For the past few weeks, I have been going crazy about turning 24 and I couldn’t understand why. I still don’t get why.

It has nothing to do with getting older.

It didn’t make sense to me. It’s another year, as my Dad would say. I have just felt like everything was exploding around me and I could do nothing but stand there and watch it all fall apart. Everything I had believed before was changing in a second around me and I didn’t know where that was taking me.

It was like my original path had been destroyed and a new one was being created for me.

At 23, I began to understand how mean I was to myself. How much I hated parts about myself. I tore myself down for each obstacle I overcame but told myself I should’ve been stronger. I should’ve done it differently.

I shot myself down to the point where anything I did wasn’t good enough because it wasn’t what other people wanted for me or what they were doing for themselves.

Something in my brain clicked and my mentality changed. It has been changing for months now.

I have come to the realization that there is a part of me that is blooming, the part that I’ve held back for so long because I didn’t want to be too much. I didn’t want to be a burden with my thoughts, my wants or my needs. I have realized how freeing it is to feel yourself open up to the good things that others see in you.

I can’t even begin to explain the feeling of seeing those things for the first time yourself and loving it.

At 23, I find myself missing driving to the hospital to see my dad. I miss the cry sessions I’d have on the ride home. I miss the anger of not being able to hear him laugh again. Sounds terrible, I know.

But what’s grieving without those moments?

I think about my parents a lot now. And I long to be a child and be with them both again.

I remember standing in the garage with my dad and asking him why he watched the thunderstorm. They scared me, he was crazy for it. He would laugh at me and say, “It’s neat.”

As an adult, I’ll listen to the thunder roll through and get excited seeing the black clouds. But I can’t tell him that. He’d be proud of me for getting over my fear of storms.

I take family time a lot more serious now, even if it was too late for me to change something with my Dad. The fear I had of loosing him will never disappear.
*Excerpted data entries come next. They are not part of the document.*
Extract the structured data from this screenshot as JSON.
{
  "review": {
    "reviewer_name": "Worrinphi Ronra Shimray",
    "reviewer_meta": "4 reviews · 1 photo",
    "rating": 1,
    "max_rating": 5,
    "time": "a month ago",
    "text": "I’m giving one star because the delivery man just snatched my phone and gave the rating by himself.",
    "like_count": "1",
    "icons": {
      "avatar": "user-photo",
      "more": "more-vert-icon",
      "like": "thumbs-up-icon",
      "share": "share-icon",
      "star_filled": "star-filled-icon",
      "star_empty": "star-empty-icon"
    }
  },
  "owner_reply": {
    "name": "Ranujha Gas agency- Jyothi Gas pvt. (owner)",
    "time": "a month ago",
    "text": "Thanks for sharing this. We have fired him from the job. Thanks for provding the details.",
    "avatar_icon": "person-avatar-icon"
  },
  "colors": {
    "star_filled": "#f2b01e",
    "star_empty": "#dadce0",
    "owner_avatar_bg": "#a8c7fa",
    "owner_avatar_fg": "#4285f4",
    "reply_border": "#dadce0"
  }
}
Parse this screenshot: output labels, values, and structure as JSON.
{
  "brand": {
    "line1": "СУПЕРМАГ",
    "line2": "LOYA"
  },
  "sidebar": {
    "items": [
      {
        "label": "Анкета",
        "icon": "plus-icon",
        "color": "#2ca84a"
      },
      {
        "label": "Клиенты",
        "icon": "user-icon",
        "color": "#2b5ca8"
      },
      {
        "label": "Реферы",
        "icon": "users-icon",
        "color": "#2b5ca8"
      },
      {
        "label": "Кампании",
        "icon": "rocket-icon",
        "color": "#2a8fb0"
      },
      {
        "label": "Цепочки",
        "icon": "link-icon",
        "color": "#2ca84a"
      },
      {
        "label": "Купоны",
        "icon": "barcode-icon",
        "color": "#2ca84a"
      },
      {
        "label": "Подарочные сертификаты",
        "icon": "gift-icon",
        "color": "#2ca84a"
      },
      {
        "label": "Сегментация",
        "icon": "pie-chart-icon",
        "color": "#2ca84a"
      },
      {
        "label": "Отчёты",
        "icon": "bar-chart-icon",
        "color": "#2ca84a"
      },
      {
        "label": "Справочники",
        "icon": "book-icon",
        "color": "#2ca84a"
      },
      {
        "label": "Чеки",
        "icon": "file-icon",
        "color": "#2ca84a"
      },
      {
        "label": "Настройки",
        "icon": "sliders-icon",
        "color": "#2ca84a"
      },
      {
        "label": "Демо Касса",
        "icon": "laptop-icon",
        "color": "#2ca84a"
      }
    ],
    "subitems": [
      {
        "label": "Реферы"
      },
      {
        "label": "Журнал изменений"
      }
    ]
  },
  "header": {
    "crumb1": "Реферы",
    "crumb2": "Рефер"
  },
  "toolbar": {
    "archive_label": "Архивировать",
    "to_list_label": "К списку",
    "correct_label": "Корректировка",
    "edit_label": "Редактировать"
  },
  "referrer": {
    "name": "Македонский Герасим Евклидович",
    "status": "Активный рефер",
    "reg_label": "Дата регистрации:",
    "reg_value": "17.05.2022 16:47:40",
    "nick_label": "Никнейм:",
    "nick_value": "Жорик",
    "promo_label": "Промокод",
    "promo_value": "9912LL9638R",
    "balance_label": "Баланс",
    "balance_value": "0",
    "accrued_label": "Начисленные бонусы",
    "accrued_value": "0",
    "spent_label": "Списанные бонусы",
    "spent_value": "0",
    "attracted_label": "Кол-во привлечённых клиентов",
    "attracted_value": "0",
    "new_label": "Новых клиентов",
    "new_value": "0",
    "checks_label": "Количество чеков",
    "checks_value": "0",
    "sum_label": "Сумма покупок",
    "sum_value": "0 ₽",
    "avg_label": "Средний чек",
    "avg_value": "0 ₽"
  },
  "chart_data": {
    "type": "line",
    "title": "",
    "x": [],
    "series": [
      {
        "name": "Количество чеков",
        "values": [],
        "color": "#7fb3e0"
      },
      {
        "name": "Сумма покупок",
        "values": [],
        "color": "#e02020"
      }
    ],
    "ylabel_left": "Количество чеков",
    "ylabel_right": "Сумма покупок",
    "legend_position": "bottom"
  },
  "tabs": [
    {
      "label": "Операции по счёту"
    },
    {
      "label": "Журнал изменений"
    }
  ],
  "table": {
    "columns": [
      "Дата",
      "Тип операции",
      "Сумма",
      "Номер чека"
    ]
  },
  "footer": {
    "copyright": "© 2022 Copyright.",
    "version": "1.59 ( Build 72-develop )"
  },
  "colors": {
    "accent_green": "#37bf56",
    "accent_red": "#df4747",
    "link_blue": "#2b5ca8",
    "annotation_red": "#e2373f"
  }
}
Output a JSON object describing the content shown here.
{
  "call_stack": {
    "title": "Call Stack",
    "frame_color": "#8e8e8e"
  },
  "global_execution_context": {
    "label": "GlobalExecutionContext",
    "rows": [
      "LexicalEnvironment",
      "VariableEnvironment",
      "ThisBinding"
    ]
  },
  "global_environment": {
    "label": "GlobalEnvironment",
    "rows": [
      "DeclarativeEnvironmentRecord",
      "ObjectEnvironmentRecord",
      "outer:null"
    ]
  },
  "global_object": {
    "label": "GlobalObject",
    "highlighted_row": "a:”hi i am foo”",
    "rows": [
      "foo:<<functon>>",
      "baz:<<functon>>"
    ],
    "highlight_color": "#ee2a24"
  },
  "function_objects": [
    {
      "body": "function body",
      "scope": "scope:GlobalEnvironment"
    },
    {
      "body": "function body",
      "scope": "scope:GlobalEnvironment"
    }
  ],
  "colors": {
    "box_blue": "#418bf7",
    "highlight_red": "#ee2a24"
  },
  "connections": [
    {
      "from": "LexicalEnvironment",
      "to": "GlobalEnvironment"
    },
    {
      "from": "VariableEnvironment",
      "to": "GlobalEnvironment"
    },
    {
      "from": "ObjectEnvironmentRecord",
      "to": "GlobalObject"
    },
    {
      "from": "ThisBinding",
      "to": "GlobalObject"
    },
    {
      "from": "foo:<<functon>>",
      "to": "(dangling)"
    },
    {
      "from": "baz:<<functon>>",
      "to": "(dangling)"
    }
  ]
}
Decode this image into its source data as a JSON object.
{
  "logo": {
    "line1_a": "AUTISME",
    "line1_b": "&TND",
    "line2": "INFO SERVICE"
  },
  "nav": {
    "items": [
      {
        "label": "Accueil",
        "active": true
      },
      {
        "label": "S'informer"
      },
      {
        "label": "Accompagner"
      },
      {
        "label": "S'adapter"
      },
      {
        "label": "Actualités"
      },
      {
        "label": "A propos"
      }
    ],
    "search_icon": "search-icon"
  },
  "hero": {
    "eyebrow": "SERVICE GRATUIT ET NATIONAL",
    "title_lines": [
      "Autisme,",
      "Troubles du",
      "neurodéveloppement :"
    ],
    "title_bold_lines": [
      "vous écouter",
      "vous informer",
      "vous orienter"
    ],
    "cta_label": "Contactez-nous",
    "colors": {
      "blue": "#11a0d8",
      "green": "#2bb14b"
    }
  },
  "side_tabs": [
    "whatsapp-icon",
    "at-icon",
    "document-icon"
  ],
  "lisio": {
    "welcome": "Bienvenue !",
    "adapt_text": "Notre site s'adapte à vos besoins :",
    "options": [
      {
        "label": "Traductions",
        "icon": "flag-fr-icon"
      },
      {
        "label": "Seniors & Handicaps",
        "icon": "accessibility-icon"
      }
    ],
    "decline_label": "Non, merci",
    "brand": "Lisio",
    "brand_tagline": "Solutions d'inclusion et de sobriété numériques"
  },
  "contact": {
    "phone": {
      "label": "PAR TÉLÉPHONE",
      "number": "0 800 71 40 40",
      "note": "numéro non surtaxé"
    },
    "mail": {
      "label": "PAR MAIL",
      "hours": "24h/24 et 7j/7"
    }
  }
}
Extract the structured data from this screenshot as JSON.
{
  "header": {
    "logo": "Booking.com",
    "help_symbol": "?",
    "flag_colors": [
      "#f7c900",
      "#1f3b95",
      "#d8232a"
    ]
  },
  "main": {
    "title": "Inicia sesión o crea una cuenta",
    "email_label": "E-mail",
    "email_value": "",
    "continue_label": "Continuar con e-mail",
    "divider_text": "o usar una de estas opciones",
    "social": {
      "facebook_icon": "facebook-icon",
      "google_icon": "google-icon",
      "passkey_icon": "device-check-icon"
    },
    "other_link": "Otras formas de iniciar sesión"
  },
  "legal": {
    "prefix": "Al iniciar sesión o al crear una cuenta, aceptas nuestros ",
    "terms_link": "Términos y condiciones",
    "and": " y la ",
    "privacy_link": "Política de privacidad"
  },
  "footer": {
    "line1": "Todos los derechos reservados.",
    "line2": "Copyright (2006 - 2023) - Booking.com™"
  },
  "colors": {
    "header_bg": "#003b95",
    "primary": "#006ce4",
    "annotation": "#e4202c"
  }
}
I remember waking up early Saturday mornings to my mom blasting music and cleaning the house.

Some days I’d smile behind my closed door because it would put us in a good mood, and it was the little moments like that I craved as a child.

As an adult, I like cleaning at night better. But some days, I’ll wake up and feel the same way I did behind that closed door and I’ll clean in the mornings instead.

They say between the ages of 24-27, you go through changes. Almost like a second puberty. Your frontal lobe develops at 25.

I don’t know if I believe that, but I can sense something in my chest when I speak about it. There’s something about this new age, this birthday, that has me thinking about what I have coming next for me. I’m scared, excited, nervous, and ready for it.

Turning 24 isn’t bad. Getting older isn’t bad. And change isn’t bad either.

Any kind of change is uncomfortable as hell, as is growth, but our twenties are our trial years. We have absolutely no idea what we’re doing. We’re learning the in’s and out’s of life with advice from every generation and they’ll tell you that the ones before and after them are all wrong. There’s no book for this shit and never will be.

I have absolutely no idea what I’m doing with myself. No idea how different the next 6 months for me will be.

My path has footsteps that walk around in circles, that shuffle, that stay in place and that have kicked the ground and it’s lead me here.

Finally.

Here.

I’m 24 today

And the door behind me has finally been closed.